这种情况下最好的正则表达式是什么?
鉴于此URL:
http://php.net/manual/en/function.preg-match.php
我应该如何选择http://php.net
和.php
之间的所有内容:
/manual/en/function.preg-match
这适用于Nginx配置文件。
答案 0 :(得分:20)
正则表达式可能不是这项工作最有效的工具。
尝试使用parse_url()
,并结合pathinfo()
:
$url = 'http://php.net/manual/en/function.preg-match.php';
$path = parse_url($url, PHP_URL_PATH);
$pathinfo = pathinfo($path);
echo $pathinfo['dirname'], '/', $pathinfo['filename'];
以上代码输出:
/manual/en/function.preg-match
答案 1 :(得分:8)
像这样:
if (preg_match('/(?<=net).*(?=\.php)/', $subject, $regs)) {
$result = $regs[0];
}
说明:
"
(?<= # Assert that the regex below can be matched, with the match ending at this position (positive lookbehind)
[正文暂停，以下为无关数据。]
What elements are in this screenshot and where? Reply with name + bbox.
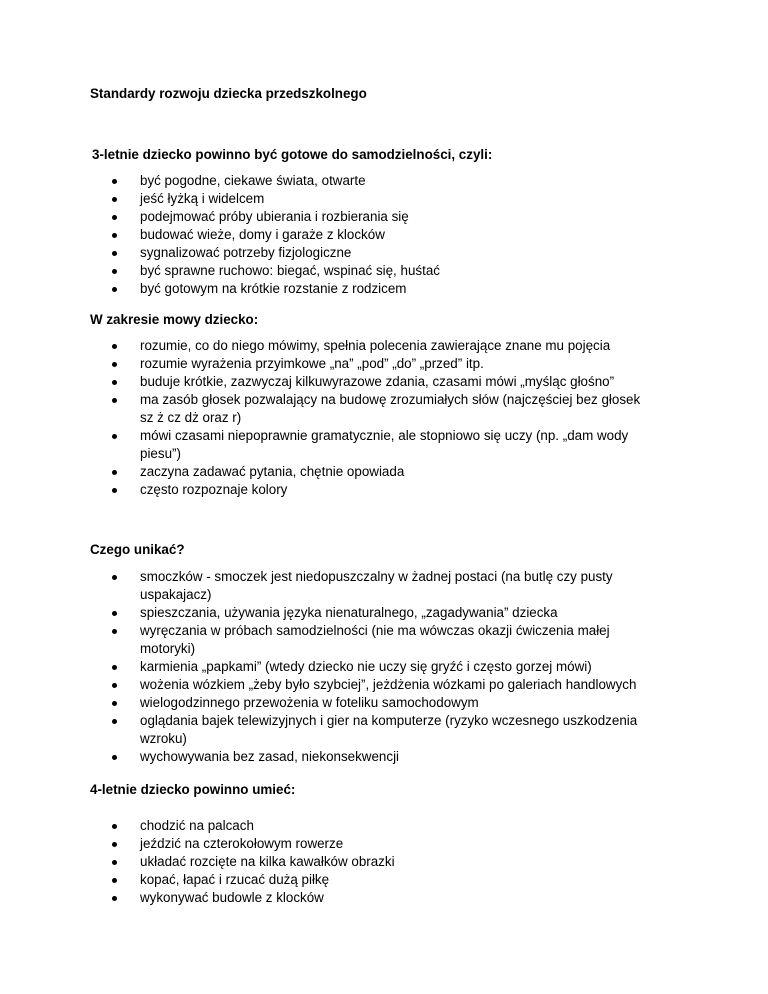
list-item: wychowywania bez zasad, niekonsekwencji xyxy=(110,748,650,766)
list-item: wyręczania w próbach samodzielności (nie ma wówczas okazji ćwiczenia małej motoryki) xyxy=(110,622,650,658)
bullet-icon xyxy=(112,824,117,829)
bullet-list-speech xyxy=(110,337,650,499)
list-item: jeść łyżką i widelcem xyxy=(110,190,650,208)
bullet-icon xyxy=(112,575,117,580)
bullet-icon xyxy=(112,611,117,616)
section-heading-4-year-old: 4-letnie dziecko powinno umieć: xyxy=(90,782,296,797)
bullet-icon xyxy=(112,362,117,367)
bullet-icon xyxy=(112,860,117,865)
list-item: kopać, łapać i rzucać dużą piłkę xyxy=(110,871,650,889)
bullet-icon xyxy=(112,344,117,349)
list-item: rozumie wyrażenia przyimkowe „na” „pod” „do” „przed” itp. xyxy=(110,355,650,373)
bullet-icon xyxy=(112,269,117,274)
section-heading-3-year-old: 3-letnie dziecko powinno być gotowe do samodzielności, czyli: xyxy=(92,147,493,162)
list-item: układać rozcięte na kilka kawałków obrazki xyxy=(110,853,650,871)
bullet-icon xyxy=(112,755,117,760)
bullet-list-3-year-old xyxy=(110,172,650,298)
bullet-icon xyxy=(112,665,117,670)
bullet-list-what-to-avoid xyxy=(110,568,650,766)
list-item: zaczyna zadawać pytania, chętnie opowiada xyxy=(110,463,650,481)
list-item: wożenia wózkiem „żeby było szybciej”, jeżdżenia wózkami po galeriach handlowych xyxy=(110,676,650,694)
list-item: ma zasób głosek pozwalający na budowę zrozumiałych słów (najczęściej bez głosek sz ż cz dż oraz r) xyxy=(110,391,650,427)
section-heading-what-to-avoid: Czego unikać? xyxy=(90,542,185,557)
list-item: mówi czasami niepoprawnie gramatycznie, ale stopniowo się uczy (np. „dam wody piesu”) xyxy=(110,427,650,463)
list-item: oglądania bajek telewizyjnych i gier na komputerze (ryzyko wczesnego uszkodzenia wzroku) xyxy=(110,712,650,748)
bullet-icon xyxy=(112,179,117,184)
bullet-icon xyxy=(112,719,117,724)
bullet-icon xyxy=(112,233,117,238)
bullet-icon xyxy=(112,701,117,706)
bullet-icon xyxy=(112,896,117,901)
bullet-icon xyxy=(112,398,117,403)
list-item: karmienia „papkami” (wtedy dziecko nie uczy się gryźć i często gorzej mówi) xyxy=(110,658,650,676)
bullet-icon xyxy=(112,488,117,493)
bullet-icon xyxy=(112,380,117,385)
document-title: Standardy rozwoju dziecka przedszkolnego xyxy=(90,86,367,101)
list-item: jeździć na czterokołowym rowerze xyxy=(110,835,650,853)
list-item: budować wieże, domy i garaże z klocków xyxy=(110,226,650,244)
list-item: smoczków - smoczek jest niedopuszczalny w żadnej postaci (na butlę czy pusty uspakajacz) xyxy=(110,568,650,604)
list-item: podejmować próby ubierania i rozbierania się xyxy=(110,208,650,226)
bullet-icon xyxy=(112,197,117,202)
list-item: spieszczania, używania języka nienaturalnego, „zagadywania” dziecka xyxy=(110,604,650,622)
bullet-icon xyxy=(112,470,117,475)
bullet-icon xyxy=(112,842,117,847)
bullet-icon xyxy=(112,287,117,292)
list-item: sygnalizować potrzeby fizjologiczne xyxy=(110,244,650,262)
bullet-list-4-year-old xyxy=(110,817,650,907)
list-item: wielogodzinnego przewożenia w foteliku samochodowym xyxy=(110,694,650,712)
list-item: chodzić na palcach xyxy=(110,817,650,835)
list-item: buduje krótkie, zazwyczaj kilkuwyrazowe zdania, czasami mówi „myśląc głośno” xyxy=(110,373,650,391)
list-item: rozumie, co do niego mówimy, spełnia polecenia zawierające znane mu pojęcia xyxy=(110,337,650,355)
list-item: być gotowym na krótkie rozstanie z rodzicem xyxy=(110,280,650,298)
bullet-icon xyxy=(112,434,117,439)
list-item: wykonywać budowle z klocków xyxy=(110,889,650,907)
list-item: często rozpoznaje kolory xyxy=(110,481,650,499)
bullet-icon xyxy=(112,878,117,883)
list-item: być pogodne, ciekawe świata, otwarte xyxy=(110,172,650,190)
bullet-icon xyxy=(112,629,117,634)
section-heading-speech: W zakresie mowy dziecko: xyxy=(90,312,259,327)
bullet-icon xyxy=(112,215,117,220)
bullet-icon xyxy=(112,251,117,256)
bullet-icon xyxy=(112,683,117,688)
list-item: być sprawne ruchowo: biegać, wspinać się, huśtać xyxy=(110,262,650,280)
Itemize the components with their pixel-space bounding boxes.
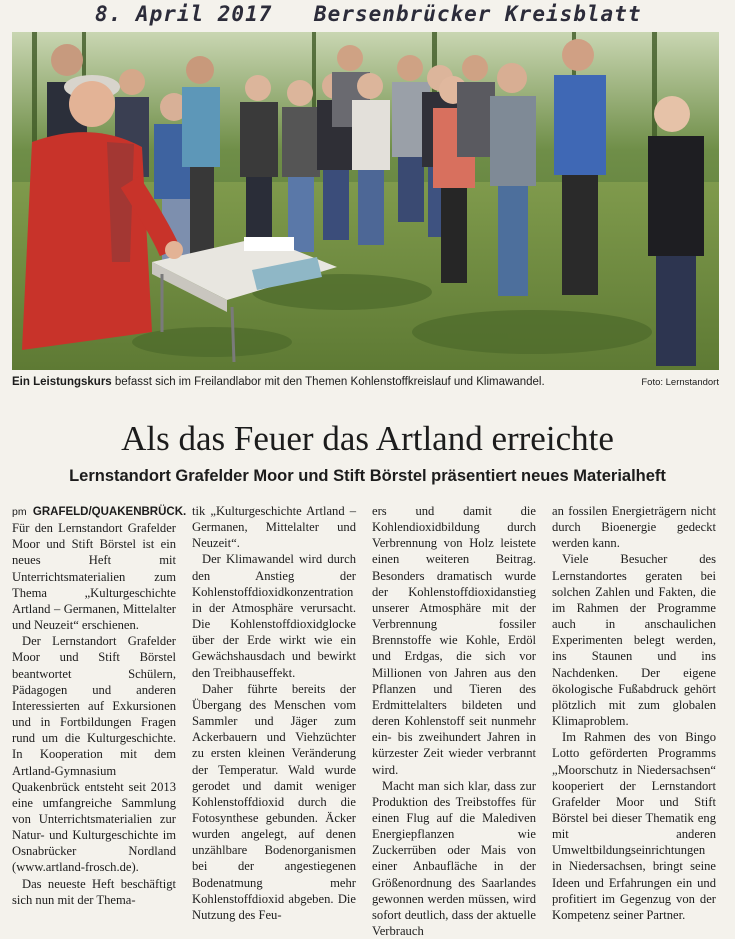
- paragraph: Daher führte bereits der Übergang des Menschen vom Sammler und Jäger zum Ackerbauern und Viehzüchter zu ersten kleinen Veränderung der Temperatur. Wald wurde gerodet und damit weniger Kohlenstoffdioxid durch die Fotosynthese gebunden. Äcker wurden angelegt, auf denen unzählbare Bodenorganismen bei der angestiegenen Bodenatmung mehr Kohlenstoffdioxid abgeben. Die Nutzung des Feu-: [192, 681, 356, 922]
- handwritten-note: [95, 2, 695, 32]
- subheadline: Lernstandort Grafelder Moor und Stift Börstel präsentiert neues Materialheft: [69, 467, 666, 485]
- paragraph: Das neueste Heft beschäftigt sich nun mit der Thema-: [12, 876, 176, 907]
- column-3: [372, 503, 536, 939]
- paragraph: tik „Kulturgeschichte Artland – Germanen, Mittelalter und Neuzeit“.: [192, 504, 356, 551]
- headline: Als das Feuer das Artland erreichte: [121, 419, 614, 458]
- article-photo: [12, 32, 719, 370]
- paragraph: Der Klimawandel wird durch den Anstieg der Kohlenstoffdioxidkonzentration in der Atmosphäre verursacht. Die Kohlenstoffdioxidglocke über der Erde wirkt wie ein Gewächshausdach und bewirkt den Treibhauseffekt.: [192, 552, 356, 680]
- dateline: GRAFELD/QUAKENBRÜCK.: [32, 506, 187, 518]
- article-body: [12, 503, 724, 939]
- paragraph: Viele Besucher des Lernstandortes geraten bei solchen Zahlen und Fakten, die im Rahmen der Programme auch in anschaulichen Experimenten belegt werden, ins Staunen und ins Nachdenken. Der eigene ökologische Fußabdruck gehört plötzlich mit zum globalen Klimaproblem.: [552, 552, 716, 729]
- column-4: [552, 503, 716, 923]
- paragraph: [12, 503, 187, 633]
- paragraph: an fossilen Energieträgern nicht durch Bioenergie gedeckt werden kann.: [552, 504, 716, 551]
- caption-lead: Ein Leistungskurs: [12, 376, 112, 388]
- paragraph: Der Lernstandort Grafelder Moor und Stift Börstel beantwortet Schülern, Pädagogen und anderen Interessierten auf Exkursionen und in Fortbildungen Fragen rund um die Kulturgeschichte. In Kooperation mit dem Artland-Gymnasium Quakenbrück entsteht seit 2013 eine umfangreiche Sammlung von Unterrichtsmaterialien zur Natur- und Kulturgeschichte im Osnabrücker Nordland (www.artland-frosch.de).: [12, 634, 176, 875]
- caption-text: befasst sich im Freilandlabor mit den Themen Kohlenstoffkreislauf und Klimawandel.: [111, 376, 545, 388]
- photo-credit: Foto: Lernstandort: [641, 377, 719, 388]
- paragraph: Im Rahmen des von Bingo Lotto geförderten Programms „Moorschutz in Niedersachsen“ kooperiert der Lernstandort Grafelder Moor und Stift Börstel bei dieser Thematik eng mit anderen Umweltbildungseinrichtungen in Niedersachsen, bringt seine Ideen und Erfahrungen ein und profitiert im Gegenzug von der Kompetenz seiner Partner.: [552, 730, 716, 922]
- column-1: [12, 503, 187, 908]
- author-initials: pm: [12, 506, 27, 518]
- paragraph: Macht man sich klar, dass zur Produktion des Treibstoffes für einen Flug auf die Malediven Energiepflanzen wie Zuckerrüben oder Mais von einer Anbaufläche in der Größenordnung des Saarlandes gewonnen werden müssen, wird sofort deutlich, dass der aktuelle Verbrauch: [372, 778, 536, 939]
- column-2: [192, 503, 356, 923]
- note-source: Bersenbrücker Kreisblatt: [314, 2, 642, 26]
- note-date: 8. April 2017: [95, 2, 273, 26]
- paragraph-text: Für den Lernstandort Grafelder Moor und Stift Börstel ist ein neues Heft mit Unterrichtsmaterialien zum Thema „Kulturgeschichte Artland – Germanen, Mittelalter und Neuzeit“ erschienen.: [12, 521, 176, 633]
- photo-caption: [12, 376, 719, 392]
- paragraph: ers und damit die Kohlendioxidbildung durch Verbrennung von Holz leistete einen weiteren Beitrag. Besonders dramatisch wurde der Kohlenstoffdioxidanstieg unserer Atmosphäre mit der Verbrennung fossiler Brennstoffe wie Kohle, Erdöl und Erdgas, die sich vor Millionen von Jahren aus den Pflanzen und Tieren des Erdmittelalters bildeten und deren Kohlenstoff seit nunmehr ein- bis zweihundert Jahren in kürzester Zeit wieder verbrannt wird.: [372, 504, 536, 777]
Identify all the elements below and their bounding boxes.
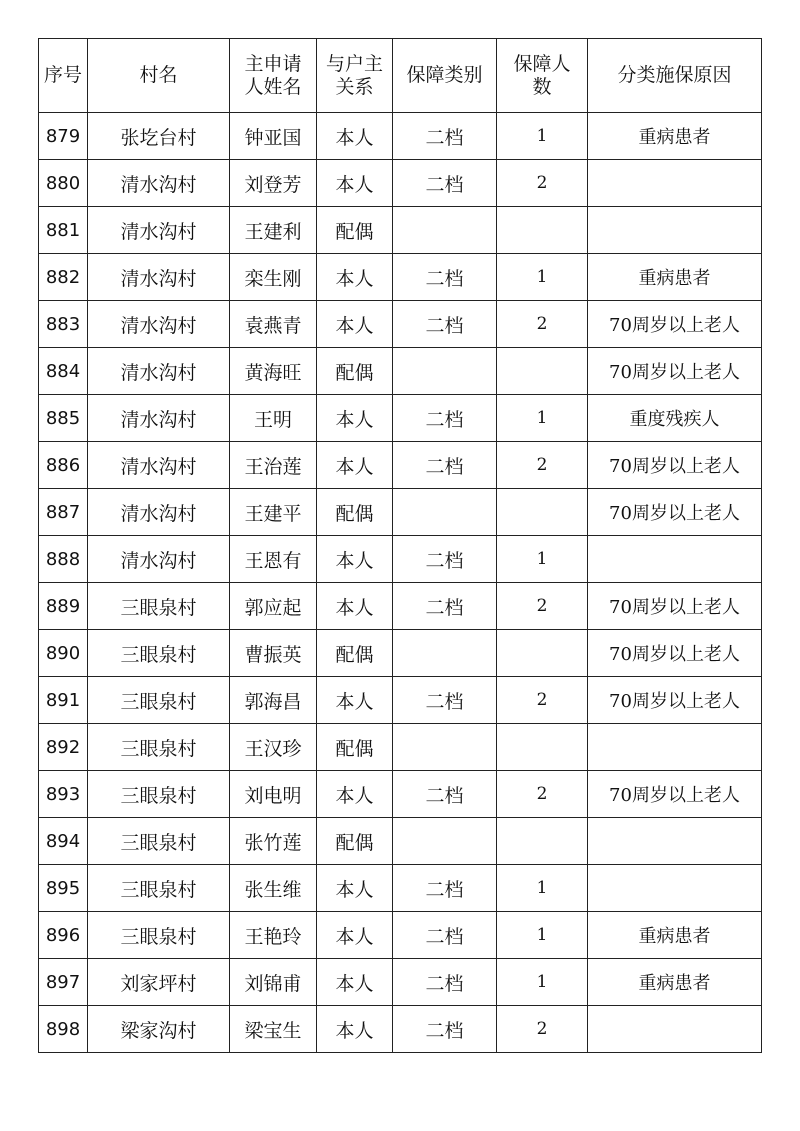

net # Match the characters “net” literally
)
. # Match any single character that is not a line break character
* # Between zero and unlimited times, as many times as possible, giving back as needed (greedy)
(?= # Assert that the regex below can be matched, starting at this position (positive lookahead)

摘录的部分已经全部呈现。